A good place to start is to recognize that if we have two numbers such that $A^2 \equiv B^2 \, (\bmod \, N)$ but where $A \not\equiv \pm B \, (\bmod \, N)$. This means that $(A-B)(A+B) \equiv 0 \, (\bmod \, N)$, indicating that $(A-B)(A+B)$ is a multiple of $N$.

Since $N$ doesn't divide $(A-B)$ or $(A+B)$, one factor must divide $A-B$ and the other must divide $A+B$. Let's figure out how to find $A$ and $B$. We'll do this by always letting $B=1$ and employing a scheme to find $A$.

If we consider the function $f(n) \equiv a^n \, (\bmod \, N)$, we can notice that this function must eventually repeat with some period $r$ such that $a^k \equiv a^{k+r} \, (\bmod \, N)$. If $a$ and $N$ are coprime (their greatest common divisor is 1), then $a^r \equiv 1 \, (\bmod \, N)$.

If $a$ and $N$ are not coprime, we've gotten super lucky and guessed a value of $a$ that is divisible by one of our factors: $P=\text{gcd}(a, N)$ and $Q=N/P$ and we're done.

Otherwise, there are a two conditions that need to be true for us to be able to actually find the factor now. First, $r$ needs to be even; second, $a^{r/2} \not\equiv \pm 1 \, (\bmod \, N)$. If either of these conditions are not met, we need to start over with a different factor of $a$. These conditions ensure that $A=a^{r/2}$.
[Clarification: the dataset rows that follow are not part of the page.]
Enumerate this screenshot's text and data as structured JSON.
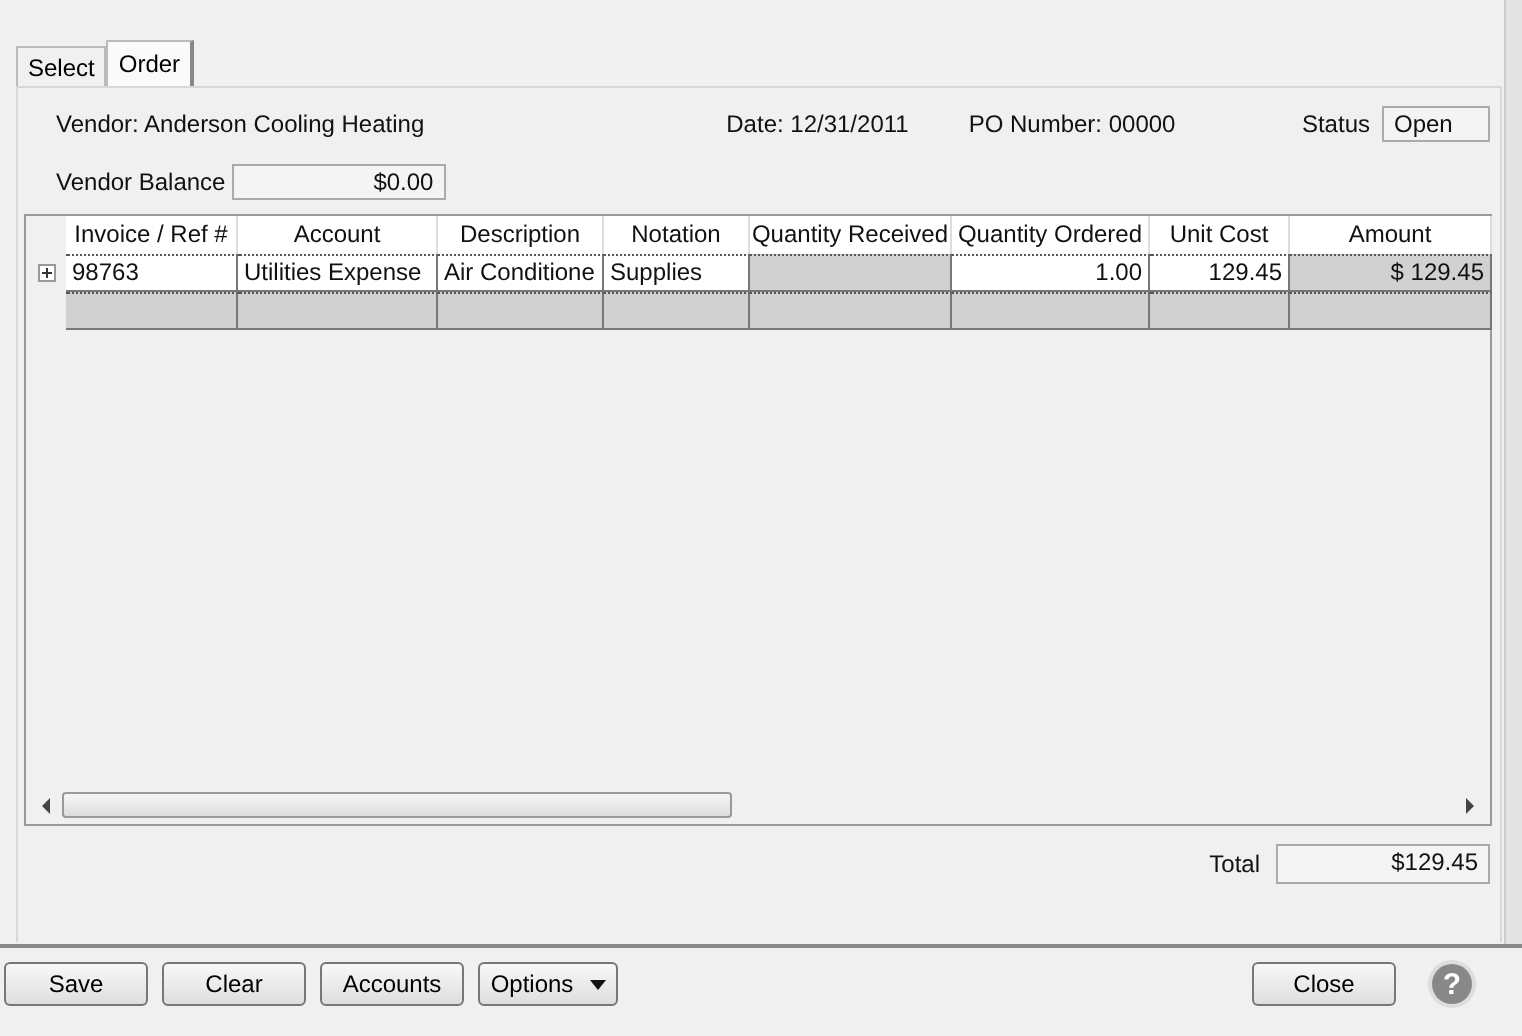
{
  "tabs": [
    {
      "label": "Select",
      "selected": false
    },
    {
      "label": "Order",
      "selected": true
    }
  ],
  "header": {
    "vendor": "Vendor:  Anderson Cooling  Heating",
    "date": "Date:  12/31/2011",
    "po_number": "PO Number:  00000",
    "status_label": "Status",
    "status_value": "Open",
    "vendor_balance_label": "Vendor Balance",
    "vendor_balance": "$0.00"
  },
  "table": {
    "columns": [
      {
        "label": "Invoice / Ref #"
      },
      {
        "label": "Account"
      },
      {
        "label": "Description"
      },
      {
        "label": "Notation"
      },
      {
        "label": "Quantity Received"
      },
      {
        "label": "Quantity Ordered"
      },
      {
        "label": "Unit Cost"
      },
      {
        "label": "Amount"
      }
    ],
    "rows": [
      {
        "expanded": false,
        "cells": [
          {
            "text": "98763",
            "readonly": false
          },
          {
            "text": "Utilities Expense",
            "readonly": false
          },
          {
            "text": "Air Conditione",
            "readonly": false
          },
          {
            "text": "Supplies",
            "readonly": false
          },
          {
            "readonly": true
          },
          {
            "text": "1.00",
            "readonly": false
          },
          {
            "text": "129.45",
            "readonly": false
          },
          {
            "text": "$ 129.45",
            "readonly": true
          }
        ]
      }
    ],
    "new_row": true
  },
  "total": {
    "label": "Total",
    "value": "$129.45"
  },
  "buttons": [
    {
      "label": "Save",
      "kind": "plain"
    },
    {
      "label": "Clear",
      "kind": "plain"
    },
    {
      "label": "Accounts",
      "kind": "plain"
    },
    {
      "label": "Options",
      "kind": "dropdown"
    }
  ],
  "close_button": "Close",
  "help_icon": "?"
}
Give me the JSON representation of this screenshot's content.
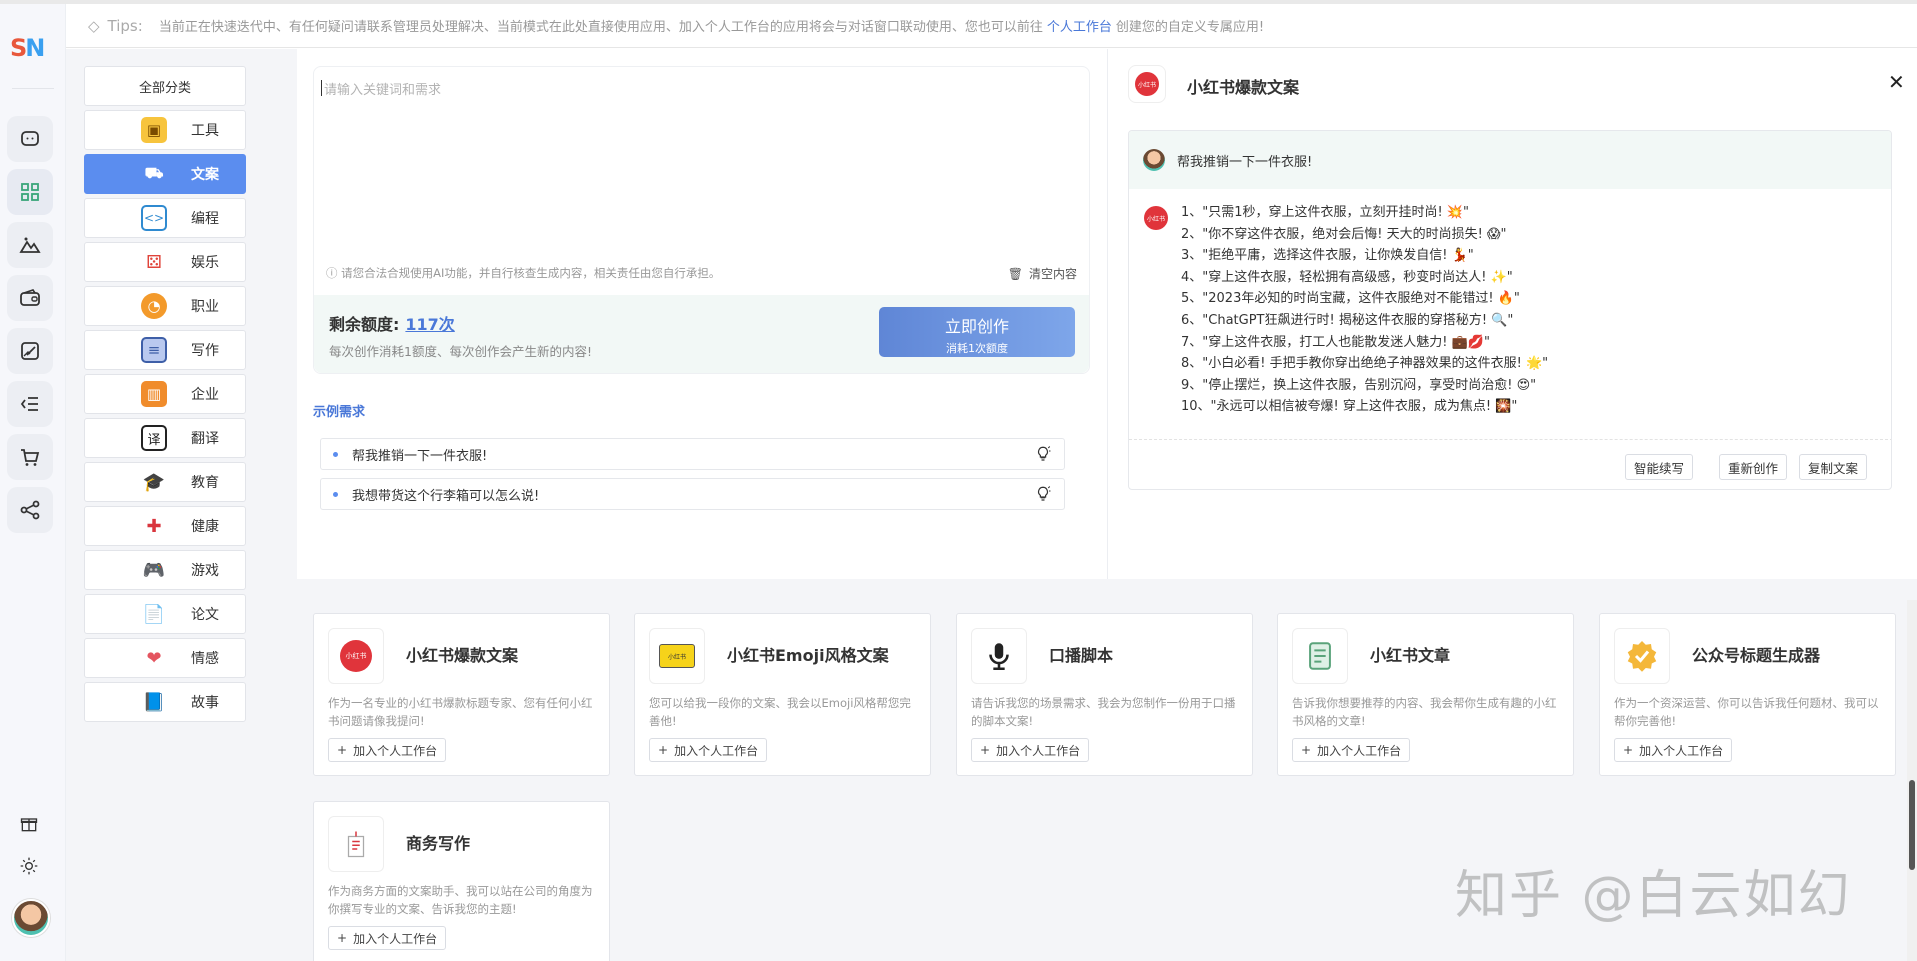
{
  "app": {
    "logo_text_s": "S",
    "logo_text_n": "N",
    "accent_color": "#5b8def"
  },
  "tips": {
    "label": "Tips:",
    "text_before": "当前正在快速迭代中、有任何疑问请联系管理员处理解决、当前模式在此处直接使用应用、加入个人工作台的应用将会与对话窗口联动使用、您也可以前往",
    "link": "个人工作台",
    "text_after": "创建您的自定义专属应用!"
  },
  "categories": [
    {
      "label": "全部分类",
      "icon": ""
    },
    {
      "label": "工具",
      "icon": "toolbox-icon"
    },
    {
      "label": "文案",
      "icon": "copywriting-icon"
    },
    {
      "label": "编程",
      "icon": "code-icon"
    },
    {
      "label": "娱乐",
      "icon": "dice-icon"
    },
    {
      "label": "职业",
      "icon": "career-icon"
    },
    {
      "label": "写作",
      "icon": "writing-icon"
    },
    {
      "label": "企业",
      "icon": "building-icon"
    },
    {
      "label": "翻译",
      "icon": "translate-icon"
    },
    {
      "label": "教育",
      "icon": "graduation-icon"
    },
    {
      "label": "健康",
      "icon": "health-icon"
    },
    {
      "label": "游戏",
      "icon": "gamepad-icon"
    },
    {
      "label": "论文",
      "icon": "paper-icon"
    },
    {
      "label": "情感",
      "icon": "heart-icon"
    },
    {
      "label": "故事",
      "icon": "book-icon"
    }
  ],
  "active_category": "文案",
  "input": {
    "placeholder": "请输入关键词和需求",
    "notice": "请您合法合规使用AI功能，并自行核查生成内容，相关责任由您自行承担。",
    "clear_label": "清空内容"
  },
  "quota": {
    "label": "剩余额度:",
    "value": "117次",
    "note": "每次创作消耗1额度、每次创作会产生新的内容!",
    "create_label": "立即创作",
    "create_sub": "消耗1次额度"
  },
  "examples": {
    "title": "示例需求",
    "items": [
      "帮我推销一下一件衣服!",
      "我想带货这个行李箱可以怎么说!"
    ]
  },
  "chat": {
    "title": "小红书爆款文案",
    "user_message": "帮我推销一下一件衣服!",
    "bot_lines": [
      "1、\"只需1秒，穿上这件衣服，立刻开挂时尚! 💥\"",
      "2、\"你不穿这件衣服，绝对会后悔! 天大的时尚损失! 😱\"",
      "3、\"拒绝平庸，选择这件衣服，让你焕发自信! 💃\"",
      "4、\"穿上这件衣服，轻松拥有高级感，秒变时尚达人! ✨\"",
      "5、\"2023年必知的时尚宝藏，这件衣服绝对不能错过! 🔥\"",
      "6、\"ChatGPT狂飙进行时! 揭秘这件衣服的穿搭秘方! 🔍\"",
      "7、\"穿上这件衣服，打工人也能散发迷人魅力! 💼💋\"",
      "8、\"小白必看! 手把手教你穿出绝绝子神器效果的这件衣服! 🌟\"",
      "9、\"停止摆烂，换上这件衣服，告别沉闷，享受时尚治愈! 😍\"",
      "10、\"永远可以相信被夸爆! 穿上这件衣服，成为焦点! 🎇\""
    ],
    "buttons": [
      "智能续写",
      "重新创作",
      "复制文案"
    ]
  },
  "cards": [
    {
      "title": "小红书爆款文案",
      "desc": "作为一名专业的小红书爆款标题专家、您有任何小红书问题请像我提问!",
      "add": "加入个人工作台",
      "icon": "xiaohongshu-icon"
    },
    {
      "title": "小红书Emoji风格文案",
      "desc": "您可以给我一段你的文案、我会以Emoji风格帮您完善他!",
      "add": "加入个人工作台",
      "icon": "xiaohongshu-emoji-icon"
    },
    {
      "title": "口播脚本",
      "desc": "请告诉我您的场景需求、我会为您制作一份用于口播的脚本文案!",
      "add": "加入个人工作台",
      "icon": "microphone-icon"
    },
    {
      "title": "小红书文章",
      "desc": "告诉我你想要推荐的内容、我会帮你生成有趣的小红书风格的文章!",
      "add": "加入个人工作台",
      "icon": "notebook-icon"
    },
    {
      "title": "公众号标题生成器",
      "desc": "作为一个资深运营、你可以告诉我任何题材、我可以帮你完善他!",
      "add": "加入个人工作台",
      "icon": "badge-check-icon"
    },
    {
      "title": "商务写作",
      "desc": "作为商务方面的文案助手、我可以站在公司的角度为你撰写专业的文案、告诉我您的主题!",
      "add": "加入个人工作台",
      "icon": "business-writing-icon"
    }
  ],
  "watermark": "知乎 @白云如幻",
  "xhs_logo_text": "小红书"
}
Once we have $a^{r/2}$, the factors of $N$ are just $P=\text{gcd}(a^{r/2}-1, N)$ and $Q=\text{gcd}(a^{r/2}+1,N)$.

Only one piece of Shor's algorithm actually uses a quantum circuit rather than a classical process. Can you guess which one it is?

Test your understanding!Which step of Shor's algorithm involves a quantum circuit?

Selecting $a$Finding the period $r$ of $f(n) \equiv a^n \, (\bmod \, N)$Verifying that $a^{r/2} \not\equiv \pm 1 \, (\bmod \, N)$Calculating the greatest common divisors to get $P$ and $Q$

We've now covered how to implement all of the classical pieces of the algorithm. Let's start coding the classical helper functions for our implementation.

We need four functions:

gcd(a, b) will return the greatest common divisor of a and b.
is_coprime(a, N) will return True if a and N are coprime and False otherwise.
is_odd(r) will return True if r is odd and False otherwise.
is_one(x, N) will return True if $x \equiv \pm 1 \, (\bmod \, N)$ and False otherwise.

Let's start with our GCD function. We can implement this easily using the Euclidean algorithm. A GCD function is actually already in Python's math library, but here is the implementation for completeness:

def gcd(a, b):
    while b:
        a, b = b, a % b
    return a

Two numbers are coprime if their GCD is one, making the next function implementation simple:

def is_coprime(a, N):
    return gcd(a, N) == 1

A number is odd if its most significant bit is one, meaning we can just perform a bitwise AND with 1:

def is_odd(r):
    return r & 1

For the last function, we just need to recognize that if $x \equiv -1 \, (\bmod \, N)$, then $x \bmod N = N-1$:

def is_one(x, N):
    return x % N in (1, N-1)

Now all we need to do is figure out how to find the period $r$ and put everything all together. This is where quantum computation comes in.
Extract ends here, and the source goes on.